The fifth Tashkent International Investment Forum closed on 18 June after three days built around a EUR 75 billion project pipeline, the Foreign Investors Council plenary and a run of bilateral meetings. The final tally of agreements signed at this edition had not been published by Friday morning, leaving last year's $30.5 billion as the standing benchmark. Forums of this kind usually release the closing figure within days, and CAW will update when it lands.
A different figure is the more useful one. Investment minister Laziz Kudratov said Uzbekistan absorbed about EUR39 billion in actual investment in 2025, and that roughly 35% of projects signed at earlier forums are already in implementation.
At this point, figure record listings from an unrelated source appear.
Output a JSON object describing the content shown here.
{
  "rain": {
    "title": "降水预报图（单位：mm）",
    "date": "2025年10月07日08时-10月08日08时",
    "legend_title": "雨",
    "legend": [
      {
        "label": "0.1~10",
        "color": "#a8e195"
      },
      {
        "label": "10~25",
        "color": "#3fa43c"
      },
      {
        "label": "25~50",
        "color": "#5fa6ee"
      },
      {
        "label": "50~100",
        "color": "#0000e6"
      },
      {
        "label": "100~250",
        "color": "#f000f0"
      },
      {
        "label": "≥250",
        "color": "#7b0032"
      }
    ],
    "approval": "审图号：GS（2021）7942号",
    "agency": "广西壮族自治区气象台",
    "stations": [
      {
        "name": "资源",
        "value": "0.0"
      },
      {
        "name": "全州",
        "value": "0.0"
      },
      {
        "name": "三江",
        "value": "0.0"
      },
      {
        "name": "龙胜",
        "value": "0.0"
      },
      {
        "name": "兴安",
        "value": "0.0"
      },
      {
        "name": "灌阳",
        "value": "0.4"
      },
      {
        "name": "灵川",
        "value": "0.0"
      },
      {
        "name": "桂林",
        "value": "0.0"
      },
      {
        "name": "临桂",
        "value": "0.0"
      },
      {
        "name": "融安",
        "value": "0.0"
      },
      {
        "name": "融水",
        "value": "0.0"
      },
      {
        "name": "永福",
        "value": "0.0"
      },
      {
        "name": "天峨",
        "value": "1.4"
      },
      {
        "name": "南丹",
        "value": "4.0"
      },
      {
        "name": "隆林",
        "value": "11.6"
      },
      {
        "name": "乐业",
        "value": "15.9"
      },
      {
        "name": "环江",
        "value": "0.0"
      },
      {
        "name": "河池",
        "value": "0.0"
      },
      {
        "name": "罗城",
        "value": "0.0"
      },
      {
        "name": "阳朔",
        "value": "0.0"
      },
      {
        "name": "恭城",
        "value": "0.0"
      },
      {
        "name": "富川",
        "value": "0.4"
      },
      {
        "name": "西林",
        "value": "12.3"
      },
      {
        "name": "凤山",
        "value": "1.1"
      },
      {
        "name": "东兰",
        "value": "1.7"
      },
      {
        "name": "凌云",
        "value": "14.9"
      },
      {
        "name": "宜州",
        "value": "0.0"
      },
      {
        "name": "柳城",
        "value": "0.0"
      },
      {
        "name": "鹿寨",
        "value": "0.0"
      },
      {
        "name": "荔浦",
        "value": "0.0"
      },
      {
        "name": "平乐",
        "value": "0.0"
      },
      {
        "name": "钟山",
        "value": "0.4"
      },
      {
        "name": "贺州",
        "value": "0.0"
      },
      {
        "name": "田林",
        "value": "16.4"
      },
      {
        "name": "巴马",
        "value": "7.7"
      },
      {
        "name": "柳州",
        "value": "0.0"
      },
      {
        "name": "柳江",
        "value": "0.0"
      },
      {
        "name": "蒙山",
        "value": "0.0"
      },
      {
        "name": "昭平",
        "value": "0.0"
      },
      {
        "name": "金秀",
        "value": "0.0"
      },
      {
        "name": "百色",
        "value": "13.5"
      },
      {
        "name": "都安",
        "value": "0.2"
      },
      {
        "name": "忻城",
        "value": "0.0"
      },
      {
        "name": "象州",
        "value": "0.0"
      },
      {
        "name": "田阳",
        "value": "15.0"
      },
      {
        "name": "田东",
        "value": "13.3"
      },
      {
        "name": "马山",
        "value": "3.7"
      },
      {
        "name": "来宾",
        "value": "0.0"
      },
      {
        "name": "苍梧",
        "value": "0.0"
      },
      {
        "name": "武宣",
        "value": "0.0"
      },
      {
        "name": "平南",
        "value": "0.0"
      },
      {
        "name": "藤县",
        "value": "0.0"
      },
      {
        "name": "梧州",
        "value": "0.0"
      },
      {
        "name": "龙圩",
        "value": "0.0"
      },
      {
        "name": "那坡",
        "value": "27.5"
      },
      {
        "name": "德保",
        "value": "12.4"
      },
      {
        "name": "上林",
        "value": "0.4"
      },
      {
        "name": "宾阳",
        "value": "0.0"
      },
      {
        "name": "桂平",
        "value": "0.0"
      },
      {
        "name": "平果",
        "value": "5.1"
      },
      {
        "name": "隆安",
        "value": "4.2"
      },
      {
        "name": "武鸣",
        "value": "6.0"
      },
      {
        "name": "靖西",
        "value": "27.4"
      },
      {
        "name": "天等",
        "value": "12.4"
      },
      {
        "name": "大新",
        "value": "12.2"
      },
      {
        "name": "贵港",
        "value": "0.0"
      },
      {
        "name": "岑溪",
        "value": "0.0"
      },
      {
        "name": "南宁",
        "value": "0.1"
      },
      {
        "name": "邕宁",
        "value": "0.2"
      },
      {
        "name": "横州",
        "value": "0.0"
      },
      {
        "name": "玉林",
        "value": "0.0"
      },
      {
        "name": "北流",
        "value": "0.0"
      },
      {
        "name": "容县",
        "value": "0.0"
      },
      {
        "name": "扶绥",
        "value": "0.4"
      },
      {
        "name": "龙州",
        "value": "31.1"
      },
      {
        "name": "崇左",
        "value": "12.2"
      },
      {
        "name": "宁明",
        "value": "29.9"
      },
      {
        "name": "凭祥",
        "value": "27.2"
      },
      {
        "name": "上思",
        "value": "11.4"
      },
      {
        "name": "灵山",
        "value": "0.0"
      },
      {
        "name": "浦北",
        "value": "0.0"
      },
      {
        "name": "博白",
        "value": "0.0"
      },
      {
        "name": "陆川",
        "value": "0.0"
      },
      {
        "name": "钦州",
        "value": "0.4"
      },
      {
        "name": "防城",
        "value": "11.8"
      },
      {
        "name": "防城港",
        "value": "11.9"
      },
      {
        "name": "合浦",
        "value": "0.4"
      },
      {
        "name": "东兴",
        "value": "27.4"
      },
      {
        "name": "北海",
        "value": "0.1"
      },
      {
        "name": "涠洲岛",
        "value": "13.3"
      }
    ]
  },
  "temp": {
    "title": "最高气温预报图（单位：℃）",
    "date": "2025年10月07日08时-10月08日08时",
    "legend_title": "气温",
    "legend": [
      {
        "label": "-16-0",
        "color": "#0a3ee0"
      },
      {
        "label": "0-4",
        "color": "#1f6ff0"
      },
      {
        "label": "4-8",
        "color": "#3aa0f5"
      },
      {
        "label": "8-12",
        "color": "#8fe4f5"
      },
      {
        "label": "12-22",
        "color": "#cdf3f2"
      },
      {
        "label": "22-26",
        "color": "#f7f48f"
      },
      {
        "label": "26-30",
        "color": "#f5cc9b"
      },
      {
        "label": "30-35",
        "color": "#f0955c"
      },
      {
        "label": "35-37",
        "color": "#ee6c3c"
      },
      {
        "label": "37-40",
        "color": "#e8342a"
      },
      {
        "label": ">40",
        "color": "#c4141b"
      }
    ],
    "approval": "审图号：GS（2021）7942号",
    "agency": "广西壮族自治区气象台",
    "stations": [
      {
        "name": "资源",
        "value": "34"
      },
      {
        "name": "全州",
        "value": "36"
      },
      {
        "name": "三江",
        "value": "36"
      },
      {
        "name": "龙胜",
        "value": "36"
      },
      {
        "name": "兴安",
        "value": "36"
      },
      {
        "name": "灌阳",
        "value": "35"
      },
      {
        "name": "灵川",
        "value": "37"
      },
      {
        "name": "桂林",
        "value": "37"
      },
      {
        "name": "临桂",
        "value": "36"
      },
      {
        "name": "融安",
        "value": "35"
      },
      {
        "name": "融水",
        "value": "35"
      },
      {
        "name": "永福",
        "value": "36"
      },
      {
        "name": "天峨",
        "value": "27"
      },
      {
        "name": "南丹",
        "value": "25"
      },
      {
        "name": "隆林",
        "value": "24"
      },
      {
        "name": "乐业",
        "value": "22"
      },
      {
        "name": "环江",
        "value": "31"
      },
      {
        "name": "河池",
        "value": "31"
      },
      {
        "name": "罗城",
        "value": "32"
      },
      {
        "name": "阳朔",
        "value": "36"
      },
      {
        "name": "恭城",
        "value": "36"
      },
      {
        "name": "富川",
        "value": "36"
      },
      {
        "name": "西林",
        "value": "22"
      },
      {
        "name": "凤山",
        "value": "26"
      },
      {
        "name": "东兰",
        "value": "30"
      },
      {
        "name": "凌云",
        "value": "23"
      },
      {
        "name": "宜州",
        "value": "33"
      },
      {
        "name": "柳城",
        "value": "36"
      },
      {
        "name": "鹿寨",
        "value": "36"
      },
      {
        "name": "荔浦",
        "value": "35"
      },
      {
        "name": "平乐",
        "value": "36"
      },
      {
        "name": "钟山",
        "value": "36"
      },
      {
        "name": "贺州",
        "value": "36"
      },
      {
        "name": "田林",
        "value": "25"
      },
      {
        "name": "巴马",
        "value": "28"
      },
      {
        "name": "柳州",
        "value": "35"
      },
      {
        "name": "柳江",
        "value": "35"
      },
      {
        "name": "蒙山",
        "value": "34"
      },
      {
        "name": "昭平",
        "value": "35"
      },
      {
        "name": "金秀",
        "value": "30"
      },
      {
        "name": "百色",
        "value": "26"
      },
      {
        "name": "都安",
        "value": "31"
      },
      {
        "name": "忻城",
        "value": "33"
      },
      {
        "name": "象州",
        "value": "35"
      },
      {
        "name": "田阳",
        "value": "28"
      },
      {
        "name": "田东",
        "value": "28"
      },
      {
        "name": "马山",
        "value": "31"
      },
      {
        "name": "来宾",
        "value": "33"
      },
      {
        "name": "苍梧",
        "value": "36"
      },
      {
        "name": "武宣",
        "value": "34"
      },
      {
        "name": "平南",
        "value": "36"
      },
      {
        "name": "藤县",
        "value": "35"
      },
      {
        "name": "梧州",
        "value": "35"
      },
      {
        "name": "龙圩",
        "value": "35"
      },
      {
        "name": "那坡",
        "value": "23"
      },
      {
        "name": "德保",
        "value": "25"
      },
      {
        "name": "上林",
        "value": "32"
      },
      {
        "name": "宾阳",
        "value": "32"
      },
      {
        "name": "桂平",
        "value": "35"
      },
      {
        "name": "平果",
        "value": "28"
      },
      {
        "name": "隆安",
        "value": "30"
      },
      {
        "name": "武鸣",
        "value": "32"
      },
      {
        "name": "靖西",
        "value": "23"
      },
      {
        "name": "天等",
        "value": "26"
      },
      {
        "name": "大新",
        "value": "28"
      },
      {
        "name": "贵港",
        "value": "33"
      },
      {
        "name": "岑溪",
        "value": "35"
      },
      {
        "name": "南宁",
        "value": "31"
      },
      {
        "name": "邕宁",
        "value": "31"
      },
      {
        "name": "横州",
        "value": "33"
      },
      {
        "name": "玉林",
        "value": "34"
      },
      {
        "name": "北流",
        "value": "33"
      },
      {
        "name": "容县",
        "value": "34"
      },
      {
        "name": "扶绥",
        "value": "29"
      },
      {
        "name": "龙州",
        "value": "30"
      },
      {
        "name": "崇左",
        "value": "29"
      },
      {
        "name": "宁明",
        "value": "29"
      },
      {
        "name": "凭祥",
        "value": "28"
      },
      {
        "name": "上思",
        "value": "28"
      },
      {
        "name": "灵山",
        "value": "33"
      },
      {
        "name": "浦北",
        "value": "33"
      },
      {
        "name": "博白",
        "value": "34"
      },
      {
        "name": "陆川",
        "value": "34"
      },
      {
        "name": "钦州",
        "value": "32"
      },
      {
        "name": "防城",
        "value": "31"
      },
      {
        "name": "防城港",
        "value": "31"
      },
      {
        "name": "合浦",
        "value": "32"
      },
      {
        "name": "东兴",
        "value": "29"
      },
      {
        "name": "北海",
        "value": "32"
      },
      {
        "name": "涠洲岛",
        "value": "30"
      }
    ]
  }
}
That conversion rate, the share of memoranda that become real projects, is the question this desk has put to every forum story this week. A 35% rate is neither trivial nor transformational; it is the honest middle, and it is the number returning investors will weigh against the next round of pledges.
About 35% of projects signed at earlier forums are in implementation. That rate, not the headline pledge, is the measure.
The institutional follow-through is where the rest is decided. Officials say a reform roadmap was adopted at the Foreign Investors Council, and the legislation establishing the Tashkent International Financial Centre is expected before the end of June, along with a revised Special Economic Zones law and rules for venture and private-equity instruments. These are the mechanisms that move a deal from signature to construction. Whether they clear on schedule is the test of how much of this week's pitch becomes capital.
Uzbekistan's week was loud and largely successful on its own terms: a head-of-state plenary, Germany's president in the room, a London listing, a World Cup goal for atmosphere. The conversion rate is the quiet reminder that the work starts after the forum empties. Tashkent has built the best investment showcase in the region. The next year decides what it was worth.